Глаза Рен казались невероятно большими на ее лице. Она прикусила нижнюю губу. Еще до возвращения сюда Риз уже знал, что его сына здесь нет. Его Еммануил. Его будущее. Его искупление.
— Умер, — это все, что смогла придумать Рен.
Риз быстро встал — он был похож на изваяние, внушающее страх — пристально посмотрел на Рен и, обхватив руками ее шею, начал сжимать до тех пор, пока она не потеряла сознание.
— Рен, я хочу рассказать тебе еще одну сказку на ночь, — произнес Риз, откидывая одеяло на своей кровати в их общей комнате.
Желудок Рен стянуло узлом, и она почувствовала, что задыхается от поднявшейся к горлу желчи. Она начала получать удовольствие от тех моментов, которые они разделяли. В конце концов, страх всегда оказывался сильнее. И все было бы не так плохо, если бы не тот факт, что у нее уже четыре раза подряд не было месячных.
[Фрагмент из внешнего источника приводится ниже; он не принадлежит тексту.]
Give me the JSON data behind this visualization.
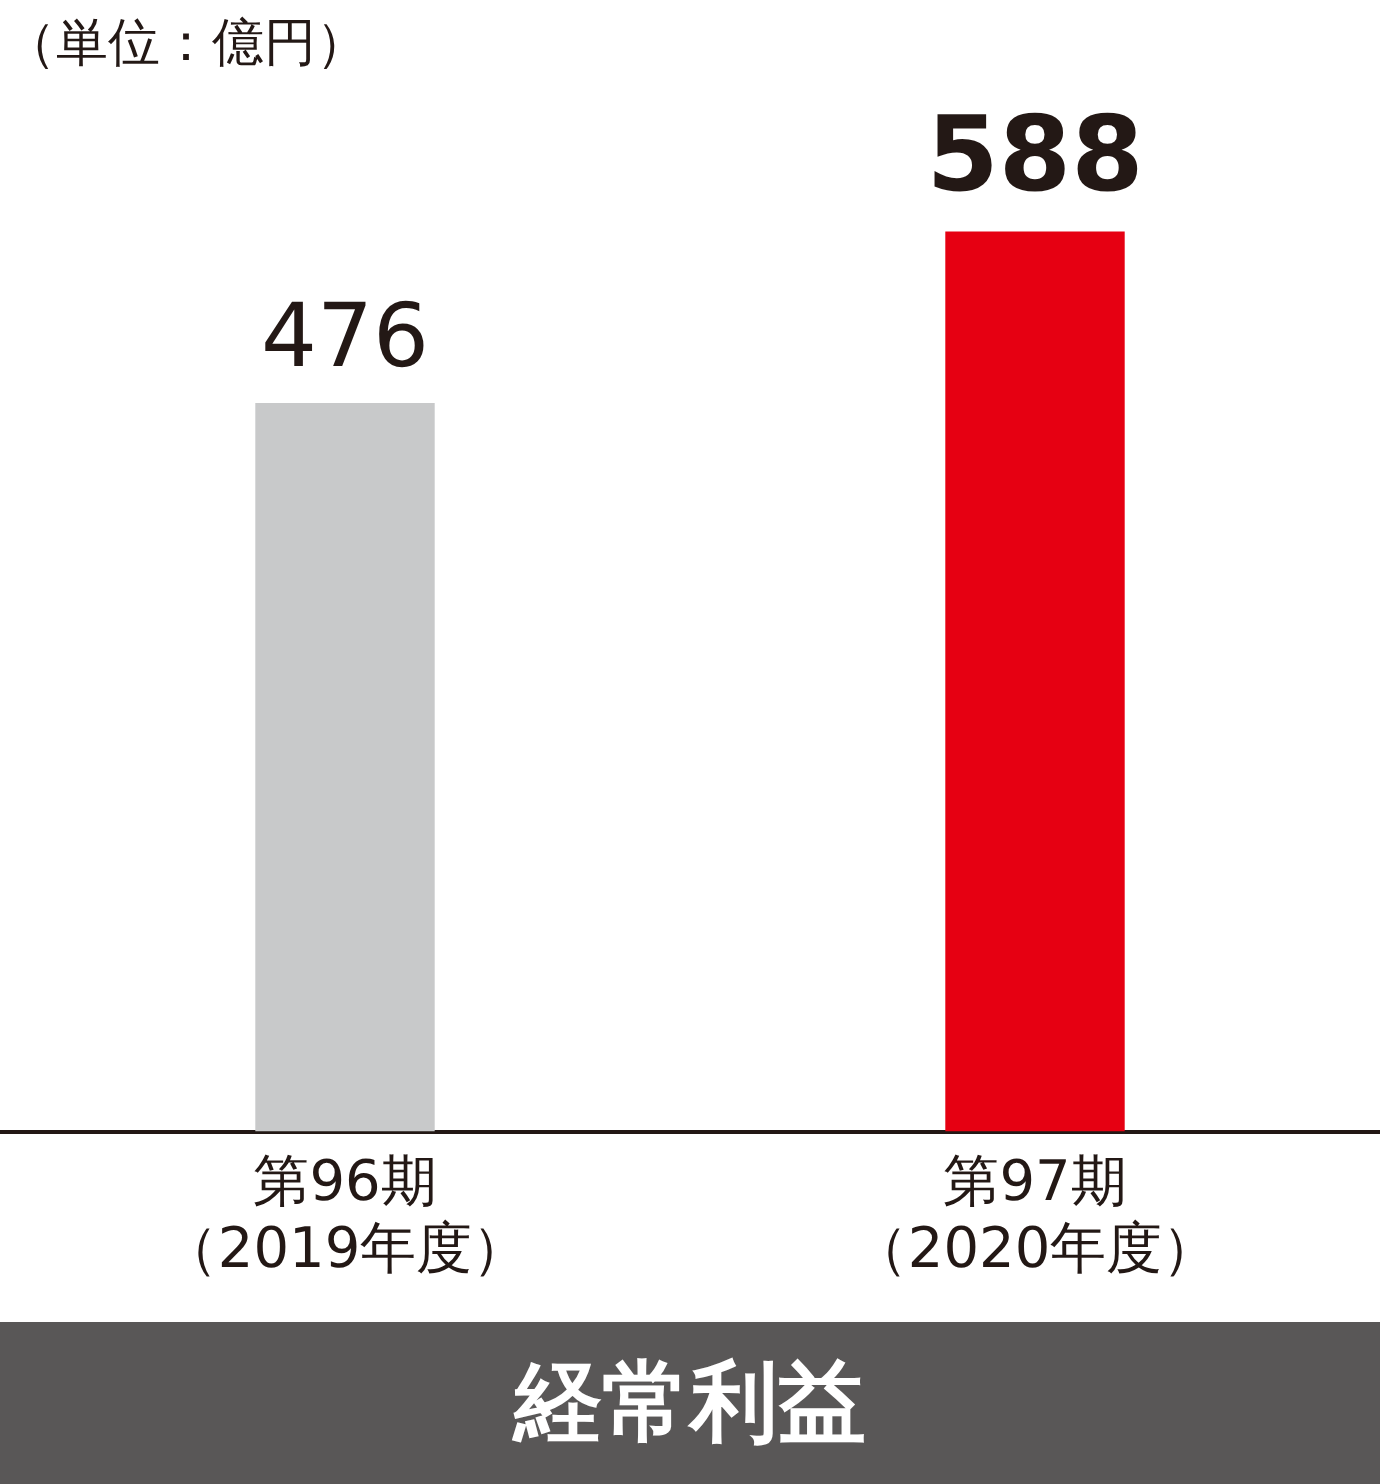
{
  "chart_data": {
    "type": "bar",
    "title": "経常利益",
    "ylabel": "（単位：億円）",
    "categories": [
      "第96期（2019年度）",
      "第97期（2020年度）"
    ],
    "values": [
      476,
      588
    ],
    "colors": [
      "#c8c9ca",
      "#e60012"
    ],
    "data_labels": true,
    "legend": false,
    "grid": false
  }
}
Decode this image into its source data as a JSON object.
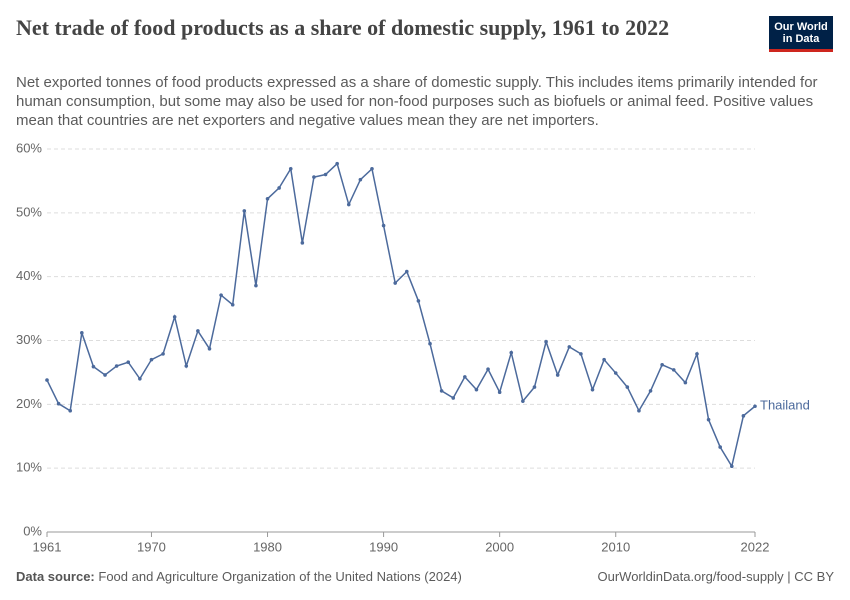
{
  "header": {
    "title": "Net trade of food products as a share of domestic supply, 1961 to 2022",
    "subtitle": "Net exported tonnes of food products expressed as a share of domestic supply. This includes items primarily intended for human consumption, but some may also be used for non-food purposes such as biofuels or animal feed. Positive values mean that countries are net exporters and negative values mean they are net importers.",
    "logo": "Our World in Data"
  },
  "chart_data": {
    "type": "line",
    "x": [
      1961,
      1962,
      1963,
      1964,
      1965,
      1966,
      1967,
      1968,
      1969,
      1970,
      1971,
      1972,
      1973,
      1974,
      1975,
      1976,
      1977,
      1978,
      1979,
      1980,
      1981,
      1982,
      1983,
      1984,
      1985,
      1986,
      1987,
      1988,
      1989,
      1990,
      1991,
      1992,
      1993,
      1994,
      1995,
      1996,
      1997,
      1998,
      1999,
      2000,
      2001,
      2002,
      2003,
      2004,
      2005,
      2006,
      2007,
      2008,
      2009,
      2010,
      2011,
      2012,
      2013,
      2014,
      2015,
      2016,
      2017,
      2018,
      2019,
      2020,
      2021,
      2022
    ],
    "series": [
      {
        "name": "Thailand",
        "color": "#4c6a9c",
        "values": [
          23.8,
          20.1,
          19.0,
          31.2,
          25.9,
          24.6,
          26.0,
          26.6,
          24.0,
          27.0,
          27.9,
          33.7,
          26.0,
          31.5,
          28.7,
          37.1,
          35.6,
          50.3,
          38.6,
          52.2,
          53.9,
          56.9,
          45.3,
          55.6,
          56.0,
          57.7,
          51.3,
          55.2,
          56.9,
          48.0,
          39.0,
          40.8,
          36.2,
          29.5,
          22.1,
          21.0,
          24.3,
          22.3,
          25.5,
          21.9,
          28.1,
          20.5,
          22.7,
          29.8,
          24.6,
          29.0,
          27.9,
          22.3,
          27.0,
          24.9,
          22.7,
          19.0,
          22.1,
          26.2,
          25.4,
          23.4,
          27.9,
          17.6,
          13.3,
          10.3,
          18.2,
          19.7
        ]
      }
    ],
    "xlim": [
      1961,
      2022
    ],
    "xticks": [
      1961,
      1970,
      1980,
      1990,
      2000,
      2010,
      2022
    ],
    "ylim": [
      0,
      60
    ],
    "yticks": [
      {
        "value": 0,
        "label": "0%"
      },
      {
        "value": 10,
        "label": "10%"
      },
      {
        "value": 20,
        "label": "20%"
      },
      {
        "value": 30,
        "label": "30%"
      },
      {
        "value": 40,
        "label": "40%"
      },
      {
        "value": 50,
        "label": "50%"
      },
      {
        "value": 60,
        "label": "60%"
      }
    ],
    "grid": true
  },
  "footer": {
    "source_label": "Data source:",
    "source": "Food and Agriculture Organization of the United Nations (2024)",
    "url": "OurWorldinData.org/food-supply | CC BY"
  }
}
Она не очень много знала о том, как это происходит, но ее тело стало другим. Груди выросли, а живот перестал быть плоским. В нем начали ощущаться легкие толчки. По утрам ее рвало. Рен поняла, что забеременела.
Как и в большинстве случаев, от Рен не предполагалось ответа. Это был их секретный ритуал, когда родители засыпали. Своими действиями — этими греховными телодвижениями — он предлагал ей защиту. Она стыдилась, что получала от этого удовольствие. Рен обнаружила, что в течение дня, пока находится в школе, ее мысли возвращаются к тем мгновениям, которые они разделяли. Она с нетерпением ждала очередной близости с ним. Но Рен не позволяла ему узнать об этом. Она должна хранить молчание, полагаясь на его милость, потому что, как бы ненавистно это ни было признавать, именно во власти его милости она любила находиться.
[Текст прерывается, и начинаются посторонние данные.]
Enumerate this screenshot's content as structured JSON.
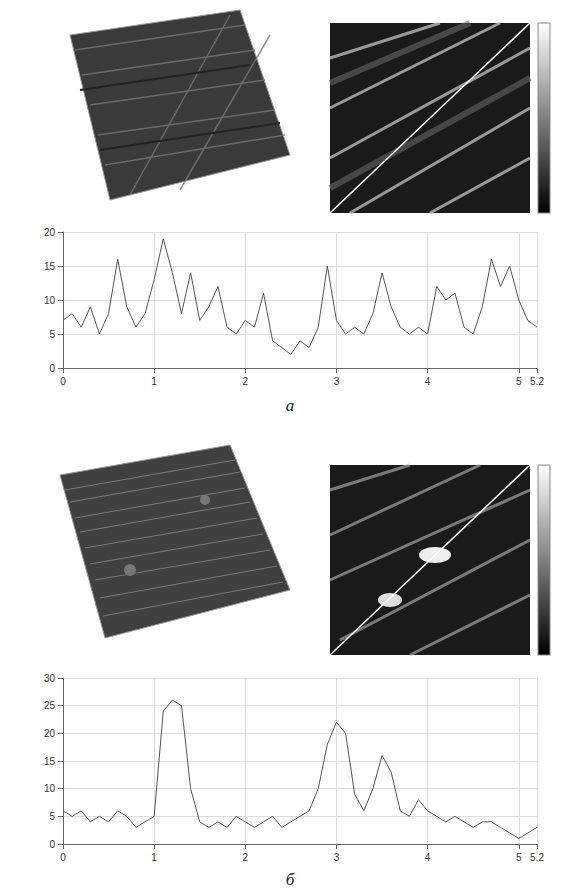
{
  "panel_labels": [
    "а",
    "б"
  ],
  "chart_data": [
    {
      "type": "line",
      "x": [
        0,
        0.1,
        0.2,
        0.3,
        0.4,
        0.5,
        0.6,
        0.7,
        0.8,
        0.9,
        1.0,
        1.1,
        1.2,
        1.3,
        1.4,
        1.5,
        1.6,
        1.7,
        1.8,
        1.9,
        2.0,
        2.1,
        2.2,
        2.3,
        2.4,
        2.5,
        2.6,
        2.7,
        2.8,
        2.9,
        3.0,
        3.1,
        3.2,
        3.3,
        3.4,
        3.5,
        3.6,
        3.7,
        3.8,
        3.9,
        4.0,
        4.1,
        4.2,
        4.3,
        4.4,
        4.5,
        4.6,
        4.7,
        4.8,
        4.9,
        5.0,
        5.1,
        5.2
      ],
      "values": [
        7,
        8,
        6,
        9,
        5,
        8,
        16,
        9,
        6,
        8,
        13,
        19,
        14,
        8,
        14,
        7,
        9,
        12,
        6,
        5,
        7,
        6,
        11,
        4,
        3,
        2,
        4,
        3,
        6,
        15,
        7,
        5,
        6,
        5,
        8,
        14,
        9,
        6,
        5,
        6,
        5,
        12,
        10,
        11,
        6,
        5,
        9,
        16,
        12,
        15,
        10,
        7,
        6
      ],
      "color": "#555555",
      "xlim": [
        0,
        5.2
      ],
      "xticks": [
        0,
        1,
        2,
        3,
        4,
        5
      ],
      "ylim": [
        0,
        20
      ],
      "yticks": [
        0,
        5,
        10,
        15,
        20
      ],
      "grid": true
    },
    {
      "type": "line",
      "x": [
        0,
        0.1,
        0.2,
        0.3,
        0.4,
        0.5,
        0.6,
        0.7,
        0.8,
        0.9,
        1.0,
        1.1,
        1.2,
        1.3,
        1.4,
        1.5,
        1.6,
        1.7,
        1.8,
        1.9,
        2.0,
        2.1,
        2.2,
        2.3,
        2.4,
        2.5,
        2.6,
        2.7,
        2.8,
        2.9,
        3.0,
        3.1,
        3.2,
        3.3,
        3.4,
        3.5,
        3.6,
        3.7,
        3.8,
        3.9,
        4.0,
        4.1,
        4.2,
        4.3,
        4.4,
        4.5,
        4.6,
        4.7,
        4.8,
        4.9,
        5.0,
        5.1,
        5.2
      ],
      "values": [
        6,
        5,
        6,
        4,
        5,
        4,
        6,
        5,
        3,
        4,
        5,
        24,
        26,
        25,
        10,
        4,
        3,
        4,
        3,
        5,
        4,
        3,
        4,
        5,
        3,
        4,
        5,
        6,
        10,
        18,
        22,
        20,
        9,
        6,
        10,
        16,
        13,
        6,
        5,
        8,
        6,
        5,
        4,
        5,
        4,
        3,
        4,
        4,
        3,
        2,
        1,
        2,
        3
      ],
      "color": "#555555",
      "xlim": [
        0,
        5.2
      ],
      "xticks": [
        0,
        1,
        2,
        3,
        4,
        5
      ],
      "ylim": [
        0,
        30
      ],
      "yticks": [
        0,
        5,
        10,
        15,
        20,
        25,
        30
      ],
      "grid": true
    }
  ]
}
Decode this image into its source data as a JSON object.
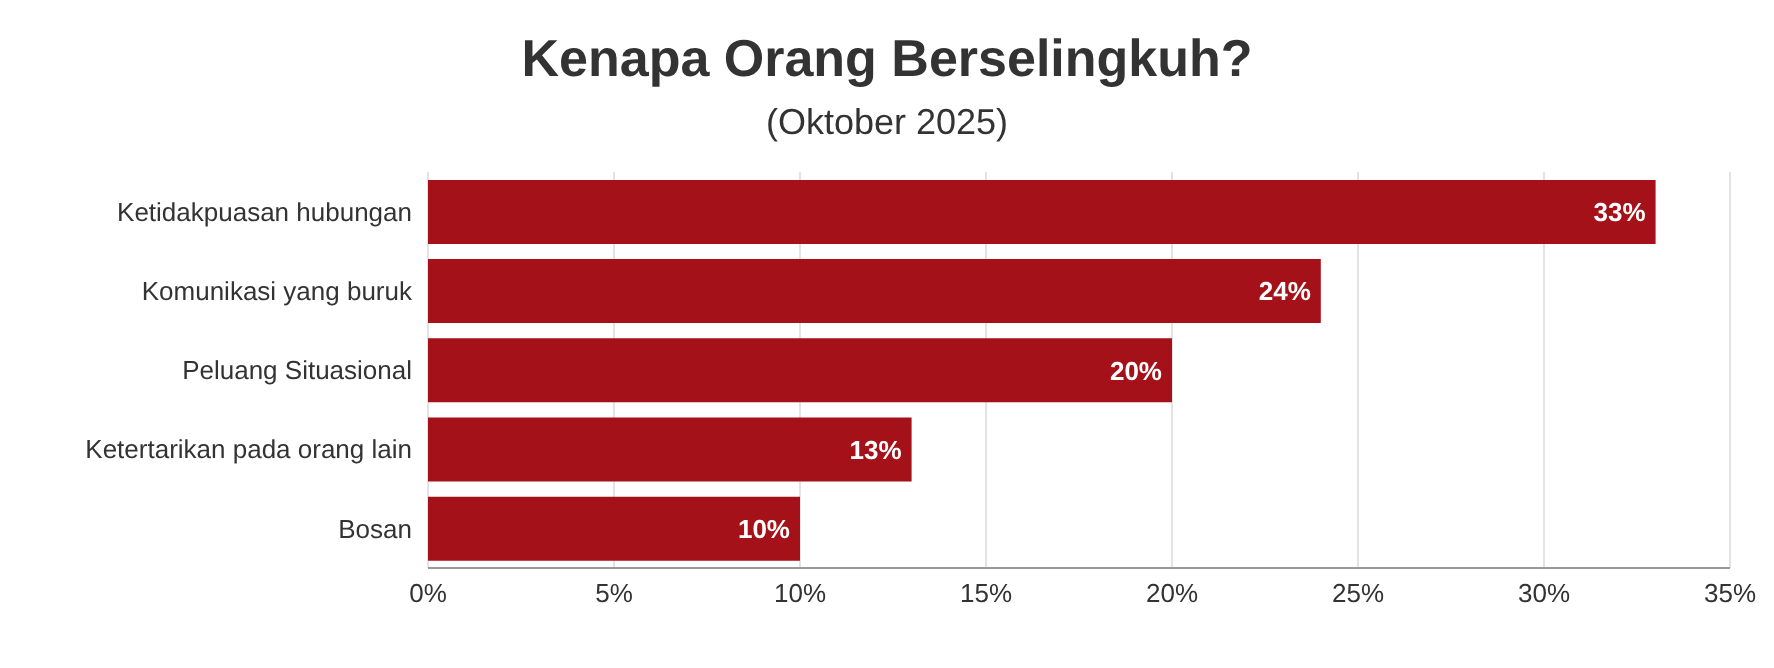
{
  "chart_data": {
    "type": "bar",
    "orientation": "horizontal",
    "title": "Kenapa Orang Berselingkuh?",
    "subtitle": "(Oktober 2025)",
    "categories": [
      "Ketidakpuasan hubungan",
      "Komunikasi yang buruk",
      "Peluang Situasional",
      "Ketertarikan pada orang lain",
      "Bosan"
    ],
    "values": [
      33,
      24,
      20,
      13,
      10
    ],
    "value_labels": [
      "33%",
      "24%",
      "20%",
      "13%",
      "10%"
    ],
    "color": "#a51118",
    "xlim": [
      0,
      35
    ],
    "xticks": [
      {
        "value": 0,
        "label": "0%"
      },
      {
        "value": 5,
        "label": "5%"
      },
      {
        "value": 10,
        "label": "10%"
      },
      {
        "value": 15,
        "label": "15%"
      },
      {
        "value": 20,
        "label": "20%"
      },
      {
        "value": 25,
        "label": "25%"
      },
      {
        "value": 30,
        "label": "30%"
      },
      {
        "value": 35,
        "label": "35%"
      }
    ],
    "grid": "x"
  }
}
Риз на цыпочках пересек комнату, как всегда зная, куда наступать, чтобы не скрипели старые половицы. Его светлые волосы ниспадали на лоб, и в лунном свете, проникающем в окно, глаза сияли, как голубые бриллианты. Легкий порыв ветра влетел в открытое окно и растрепал ему челку. Рен восхищалась его видом. Он всегда знал, чего хочет. Ее. Он хотел ее, и как она могла отказать ему в этом?
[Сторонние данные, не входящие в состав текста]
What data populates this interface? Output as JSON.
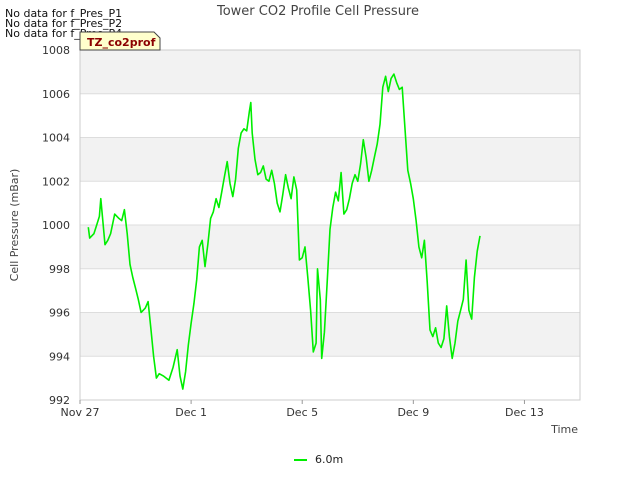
{
  "notices": [
    "No data for f_Pres_P1",
    "No data for f_Pres_P2",
    "No data for f_Pres_P4"
  ],
  "site_tag": "TZ_co2prof",
  "colors": {
    "series": "#00ee00",
    "band": "#f2f2f2",
    "grid": "#dddddd",
    "tag_bg": "#ffffcc",
    "tag_text": "#8b0000"
  },
  "chart_data": {
    "type": "line",
    "title": "Tower CO2 Profile Cell Pressure",
    "xlabel": "Time",
    "ylabel": "Cell Pressure (mBar)",
    "ylim": [
      992,
      1008
    ],
    "yticks": [
      992,
      994,
      996,
      998,
      1000,
      1002,
      1004,
      1006,
      1008
    ],
    "x_ticks": [
      {
        "label": "Nov 27",
        "day": 0
      },
      {
        "label": "Dec 1",
        "day": 4
      },
      {
        "label": "Dec 5",
        "day": 8
      },
      {
        "label": "Dec 9",
        "day": 12
      },
      {
        "label": "Dec 13",
        "day": 16
      }
    ],
    "xlim_days": [
      0,
      18
    ],
    "grid": true,
    "legend_position": "bottom",
    "series": [
      {
        "name": "6.0m",
        "points": [
          [
            0.3,
            999.9
          ],
          [
            0.35,
            999.4
          ],
          [
            0.5,
            999.6
          ],
          [
            0.6,
            1000.0
          ],
          [
            0.7,
            1000.4
          ],
          [
            0.75,
            1001.2
          ],
          [
            0.82,
            1000.2
          ],
          [
            0.9,
            999.1
          ],
          [
            1.0,
            999.3
          ],
          [
            1.1,
            999.6
          ],
          [
            1.25,
            1000.5
          ],
          [
            1.4,
            1000.3
          ],
          [
            1.5,
            1000.2
          ],
          [
            1.6,
            1000.7
          ],
          [
            1.7,
            999.6
          ],
          [
            1.8,
            998.2
          ],
          [
            1.9,
            997.6
          ],
          [
            2.0,
            997.1
          ],
          [
            2.1,
            996.6
          ],
          [
            2.2,
            996.0
          ],
          [
            2.35,
            996.2
          ],
          [
            2.45,
            996.5
          ],
          [
            2.55,
            995.3
          ],
          [
            2.65,
            994.0
          ],
          [
            2.75,
            993.0
          ],
          [
            2.85,
            993.2
          ],
          [
            3.0,
            993.1
          ],
          [
            3.2,
            992.9
          ],
          [
            3.35,
            993.5
          ],
          [
            3.5,
            994.3
          ],
          [
            3.6,
            993.1
          ],
          [
            3.7,
            992.5
          ],
          [
            3.8,
            993.3
          ],
          [
            3.9,
            994.5
          ],
          [
            4.0,
            995.5
          ],
          [
            4.1,
            996.4
          ],
          [
            4.2,
            997.5
          ],
          [
            4.3,
            999.0
          ],
          [
            4.4,
            999.3
          ],
          [
            4.5,
            998.1
          ],
          [
            4.6,
            999.1
          ],
          [
            4.7,
            1000.3
          ],
          [
            4.8,
            1000.6
          ],
          [
            4.9,
            1001.2
          ],
          [
            5.0,
            1000.8
          ],
          [
            5.1,
            1001.5
          ],
          [
            5.2,
            1002.2
          ],
          [
            5.3,
            1002.9
          ],
          [
            5.4,
            1001.9
          ],
          [
            5.5,
            1001.3
          ],
          [
            5.6,
            1002.1
          ],
          [
            5.7,
            1003.5
          ],
          [
            5.8,
            1004.2
          ],
          [
            5.9,
            1004.4
          ],
          [
            6.0,
            1004.3
          ],
          [
            6.1,
            1005.2
          ],
          [
            6.15,
            1005.6
          ],
          [
            6.2,
            1004.2
          ],
          [
            6.3,
            1003.0
          ],
          [
            6.4,
            1002.3
          ],
          [
            6.5,
            1002.4
          ],
          [
            6.6,
            1002.7
          ],
          [
            6.7,
            1002.1
          ],
          [
            6.8,
            1002.0
          ],
          [
            6.9,
            1002.5
          ],
          [
            7.0,
            1001.9
          ],
          [
            7.1,
            1001.0
          ],
          [
            7.2,
            1000.6
          ],
          [
            7.3,
            1001.4
          ],
          [
            7.4,
            1002.3
          ],
          [
            7.5,
            1001.7
          ],
          [
            7.6,
            1001.2
          ],
          [
            7.7,
            1002.2
          ],
          [
            7.8,
            1001.6
          ],
          [
            7.9,
            998.4
          ],
          [
            8.0,
            998.5
          ],
          [
            8.1,
            999.0
          ],
          [
            8.2,
            997.6
          ],
          [
            8.3,
            996.1
          ],
          [
            8.4,
            994.2
          ],
          [
            8.5,
            994.6
          ],
          [
            8.55,
            998.0
          ],
          [
            8.65,
            996.6
          ],
          [
            8.7,
            993.9
          ],
          [
            8.8,
            995.1
          ],
          [
            8.9,
            997.4
          ],
          [
            9.0,
            999.8
          ],
          [
            9.1,
            1000.8
          ],
          [
            9.2,
            1001.5
          ],
          [
            9.3,
            1001.1
          ],
          [
            9.4,
            1002.4
          ],
          [
            9.5,
            1000.5
          ],
          [
            9.6,
            1000.7
          ],
          [
            9.7,
            1001.2
          ],
          [
            9.8,
            1001.9
          ],
          [
            9.9,
            1002.3
          ],
          [
            10.0,
            1002.0
          ],
          [
            10.1,
            1002.8
          ],
          [
            10.2,
            1003.9
          ],
          [
            10.3,
            1003.1
          ],
          [
            10.4,
            1002.0
          ],
          [
            10.5,
            1002.5
          ],
          [
            10.6,
            1003.1
          ],
          [
            10.7,
            1003.7
          ],
          [
            10.8,
            1004.6
          ],
          [
            10.9,
            1006.3
          ],
          [
            11.0,
            1006.8
          ],
          [
            11.1,
            1006.1
          ],
          [
            11.2,
            1006.7
          ],
          [
            11.3,
            1006.9
          ],
          [
            11.4,
            1006.5
          ],
          [
            11.5,
            1006.2
          ],
          [
            11.6,
            1006.3
          ],
          [
            11.7,
            1004.4
          ],
          [
            11.8,
            1002.5
          ],
          [
            11.9,
            1001.9
          ],
          [
            12.0,
            1001.2
          ],
          [
            12.1,
            1000.2
          ],
          [
            12.2,
            999.0
          ],
          [
            12.3,
            998.5
          ],
          [
            12.4,
            999.3
          ],
          [
            12.5,
            997.4
          ],
          [
            12.6,
            995.2
          ],
          [
            12.7,
            994.9
          ],
          [
            12.8,
            995.3
          ],
          [
            12.9,
            994.6
          ],
          [
            13.0,
            994.4
          ],
          [
            13.1,
            994.8
          ],
          [
            13.2,
            996.3
          ],
          [
            13.3,
            994.9
          ],
          [
            13.4,
            993.9
          ],
          [
            13.5,
            994.6
          ],
          [
            13.6,
            995.6
          ],
          [
            13.7,
            996.1
          ],
          [
            13.8,
            996.6
          ],
          [
            13.9,
            998.4
          ],
          [
            14.0,
            996.1
          ],
          [
            14.1,
            995.7
          ],
          [
            14.2,
            997.6
          ],
          [
            14.3,
            998.8
          ],
          [
            14.4,
            999.5
          ]
        ]
      }
    ]
  }
}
Никак, потому что тоже хотела его. Просто не могла сказать об этом вслух. Но все изменилось. Она должна сообщить ему о своей беременности. Рен с трудом сглотнула, когда Риз, подойдя к ее небольшой кровати, стянул одеяло, оставляя ее в одной белой ночной рубашке, едва прикрывающей колени. Рен пока не разрешалось брить ноги, поэтому они были покрыты легким пушком. Ризу это нравилось. В его понимании это лишний раз подчеркивало ее невинность. Он хотел этого и любил ее такой, какая она была. Ее фигура еще не до конца оформилась — маленькая дерзкая грудь едва ощущалась в его ладонях. Сладкий плод между ее бедер начал покрываться волосками, демонстрируя очередное доказательство женственности. Но все это должно принадлежать только ему. Навечно.
Но, как и всему в их жизни, вечности суждено было измениться.
Риз забрался к ней в постель, позволяя своим рукам двигаться вдоль ее шеи. Он до конца не понимал, почему возбуждался еще сильнее, когда чувствовал пульсацию горячей крови в венке на ее шее. Она усиливалась, когда он сжимал ладонь. Ее большие карие глаза встретились с его голубыми. Их тела слились — это обоюдное тепло рождало гибельную смесь, результат которой скоро будет обнаружен. Риз убрал руку с шеи Рен, стянул ее трусики вниз, к лодыжкам, и задрал к шее ночную рубашку. Она лежала перед ним обнаженная, беззащитная, целиком находящаяся в его милости.